Alla faccia della crisi, negli ultimi cinque anni le tasse sulla casa sono raddoppiate. A confermare l’esponenziale crescita di questi costi è l’organismo camerale della Cgia di Mestre, che conferma dunque l’allarme lanciato qualche tempo fa dall’Associazione dei costruttori edili. Mentre la tassazione è dunque raddoppiata, il valore economico degli immobili residenziali negli ultimi cinque anni è calato in media del 15 per cento.

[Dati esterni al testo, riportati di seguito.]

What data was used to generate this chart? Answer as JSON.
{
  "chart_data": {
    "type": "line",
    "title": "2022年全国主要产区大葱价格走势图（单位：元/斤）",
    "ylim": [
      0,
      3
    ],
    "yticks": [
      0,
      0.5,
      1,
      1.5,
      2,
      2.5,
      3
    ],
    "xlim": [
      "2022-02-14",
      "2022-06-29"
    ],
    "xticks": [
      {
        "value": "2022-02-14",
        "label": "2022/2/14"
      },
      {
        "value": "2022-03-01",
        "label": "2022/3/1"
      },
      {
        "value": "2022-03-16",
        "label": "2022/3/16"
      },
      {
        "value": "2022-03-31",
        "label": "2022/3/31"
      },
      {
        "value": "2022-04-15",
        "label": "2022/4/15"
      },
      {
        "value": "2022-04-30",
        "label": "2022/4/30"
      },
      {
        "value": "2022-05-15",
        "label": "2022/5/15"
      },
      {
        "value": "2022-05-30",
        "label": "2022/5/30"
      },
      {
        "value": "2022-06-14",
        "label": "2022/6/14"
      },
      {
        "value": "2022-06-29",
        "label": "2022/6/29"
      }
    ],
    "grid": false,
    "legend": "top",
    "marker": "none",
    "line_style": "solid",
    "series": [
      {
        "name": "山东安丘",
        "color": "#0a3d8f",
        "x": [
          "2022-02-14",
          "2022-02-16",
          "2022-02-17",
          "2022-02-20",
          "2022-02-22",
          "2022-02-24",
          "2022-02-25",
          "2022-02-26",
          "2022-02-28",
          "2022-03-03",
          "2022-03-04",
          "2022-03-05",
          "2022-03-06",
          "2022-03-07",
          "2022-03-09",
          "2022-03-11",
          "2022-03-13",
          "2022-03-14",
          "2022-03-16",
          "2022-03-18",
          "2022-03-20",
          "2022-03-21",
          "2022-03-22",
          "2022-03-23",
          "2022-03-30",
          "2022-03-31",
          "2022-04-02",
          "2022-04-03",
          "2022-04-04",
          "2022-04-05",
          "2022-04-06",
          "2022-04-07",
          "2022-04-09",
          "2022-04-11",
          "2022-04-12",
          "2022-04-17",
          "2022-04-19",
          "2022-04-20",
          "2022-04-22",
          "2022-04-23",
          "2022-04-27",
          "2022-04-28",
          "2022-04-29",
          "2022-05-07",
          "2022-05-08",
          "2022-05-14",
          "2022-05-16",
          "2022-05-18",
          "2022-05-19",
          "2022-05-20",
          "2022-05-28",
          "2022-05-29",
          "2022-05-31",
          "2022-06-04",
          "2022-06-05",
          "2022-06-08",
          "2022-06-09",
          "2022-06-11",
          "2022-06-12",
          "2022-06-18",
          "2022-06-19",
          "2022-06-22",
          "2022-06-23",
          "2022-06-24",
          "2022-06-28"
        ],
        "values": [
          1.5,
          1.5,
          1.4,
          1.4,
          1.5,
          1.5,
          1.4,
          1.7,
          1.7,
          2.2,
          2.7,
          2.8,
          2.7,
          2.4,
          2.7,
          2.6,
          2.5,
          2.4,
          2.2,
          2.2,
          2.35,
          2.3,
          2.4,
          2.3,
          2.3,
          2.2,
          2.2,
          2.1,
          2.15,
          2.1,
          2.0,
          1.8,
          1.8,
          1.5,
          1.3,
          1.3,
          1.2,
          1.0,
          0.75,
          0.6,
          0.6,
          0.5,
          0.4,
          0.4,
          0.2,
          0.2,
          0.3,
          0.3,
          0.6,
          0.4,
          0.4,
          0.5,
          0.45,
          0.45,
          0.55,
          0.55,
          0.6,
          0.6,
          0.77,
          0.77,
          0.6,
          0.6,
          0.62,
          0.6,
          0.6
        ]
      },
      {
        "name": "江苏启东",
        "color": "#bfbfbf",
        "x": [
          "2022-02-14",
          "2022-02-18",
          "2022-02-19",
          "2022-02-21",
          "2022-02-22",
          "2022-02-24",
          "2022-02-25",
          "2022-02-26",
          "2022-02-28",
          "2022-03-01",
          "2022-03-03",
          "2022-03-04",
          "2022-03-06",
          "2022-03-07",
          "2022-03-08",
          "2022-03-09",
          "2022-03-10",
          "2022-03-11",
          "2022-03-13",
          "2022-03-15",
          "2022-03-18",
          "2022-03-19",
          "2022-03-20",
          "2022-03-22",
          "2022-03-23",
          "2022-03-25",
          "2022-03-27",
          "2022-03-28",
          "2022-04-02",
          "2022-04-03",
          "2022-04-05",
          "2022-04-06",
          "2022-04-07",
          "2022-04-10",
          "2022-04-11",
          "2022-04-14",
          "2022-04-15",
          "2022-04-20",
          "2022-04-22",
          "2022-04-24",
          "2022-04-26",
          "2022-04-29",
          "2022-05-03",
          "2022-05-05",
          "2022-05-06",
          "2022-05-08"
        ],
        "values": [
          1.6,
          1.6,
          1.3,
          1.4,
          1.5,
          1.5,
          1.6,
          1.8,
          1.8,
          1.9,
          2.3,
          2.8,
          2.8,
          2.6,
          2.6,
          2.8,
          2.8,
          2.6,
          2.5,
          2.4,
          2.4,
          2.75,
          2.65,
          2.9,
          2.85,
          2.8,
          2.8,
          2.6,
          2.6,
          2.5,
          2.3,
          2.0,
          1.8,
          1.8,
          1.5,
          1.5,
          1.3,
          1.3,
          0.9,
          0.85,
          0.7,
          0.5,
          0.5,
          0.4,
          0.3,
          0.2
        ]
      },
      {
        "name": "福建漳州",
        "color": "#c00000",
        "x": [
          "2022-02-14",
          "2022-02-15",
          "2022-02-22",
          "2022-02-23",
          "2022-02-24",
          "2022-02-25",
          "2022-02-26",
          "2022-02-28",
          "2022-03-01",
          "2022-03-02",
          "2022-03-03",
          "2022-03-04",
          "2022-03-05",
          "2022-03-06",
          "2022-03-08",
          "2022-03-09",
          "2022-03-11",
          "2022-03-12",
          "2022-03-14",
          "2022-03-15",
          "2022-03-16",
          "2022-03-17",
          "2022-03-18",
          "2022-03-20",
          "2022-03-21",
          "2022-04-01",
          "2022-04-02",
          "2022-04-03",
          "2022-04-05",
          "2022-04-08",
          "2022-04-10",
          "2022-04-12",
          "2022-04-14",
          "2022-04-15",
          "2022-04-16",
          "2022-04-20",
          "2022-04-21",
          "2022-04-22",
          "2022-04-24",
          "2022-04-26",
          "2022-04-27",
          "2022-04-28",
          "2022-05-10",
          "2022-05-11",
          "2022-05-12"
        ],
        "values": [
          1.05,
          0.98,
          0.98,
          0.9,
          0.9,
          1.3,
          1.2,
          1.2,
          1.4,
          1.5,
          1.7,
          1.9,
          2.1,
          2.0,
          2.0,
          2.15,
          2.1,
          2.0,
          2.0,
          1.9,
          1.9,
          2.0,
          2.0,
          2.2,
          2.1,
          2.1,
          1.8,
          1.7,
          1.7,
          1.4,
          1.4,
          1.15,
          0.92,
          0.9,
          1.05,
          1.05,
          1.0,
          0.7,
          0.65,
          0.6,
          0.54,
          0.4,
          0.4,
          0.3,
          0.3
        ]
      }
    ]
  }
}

Il segretario della Cgia, Giuseppe Bortolussi, entra nei dettagli: “Tra il 2010 e il 2014 abbiamo assistito a un incremento spaventoso del prelievo fiscale sulle abitazioni e, parallelamente, a una drastica riduzione del valore di mercato delle stesse. Si tratta di due fenomeni di segno opposto che hanno contribuito a ridurre la ricchezza degli italiani”. 

Prendendo a riferimento i dati media nazionali, un’abitazione di categoria A2 è passata da un valore di mercato di 200 mila euro a 170 mila, le imposte (rifiuti e Tasi) sono salite del 104 per cento, passando da 300 a 611 euro. L’incidenza delle imposte sul valore dell’abitazione è passata dall’1,5 per mille al 3,6 per mille. L’incremento è stato dunque del 140 per cento. Le abitazioni più economiche, di categoria A3, hanno visto anche loro salire l’incidenza delle imposte dall’1,5 per mille al 3,3 per mille. Insomma, non si salva nessuno.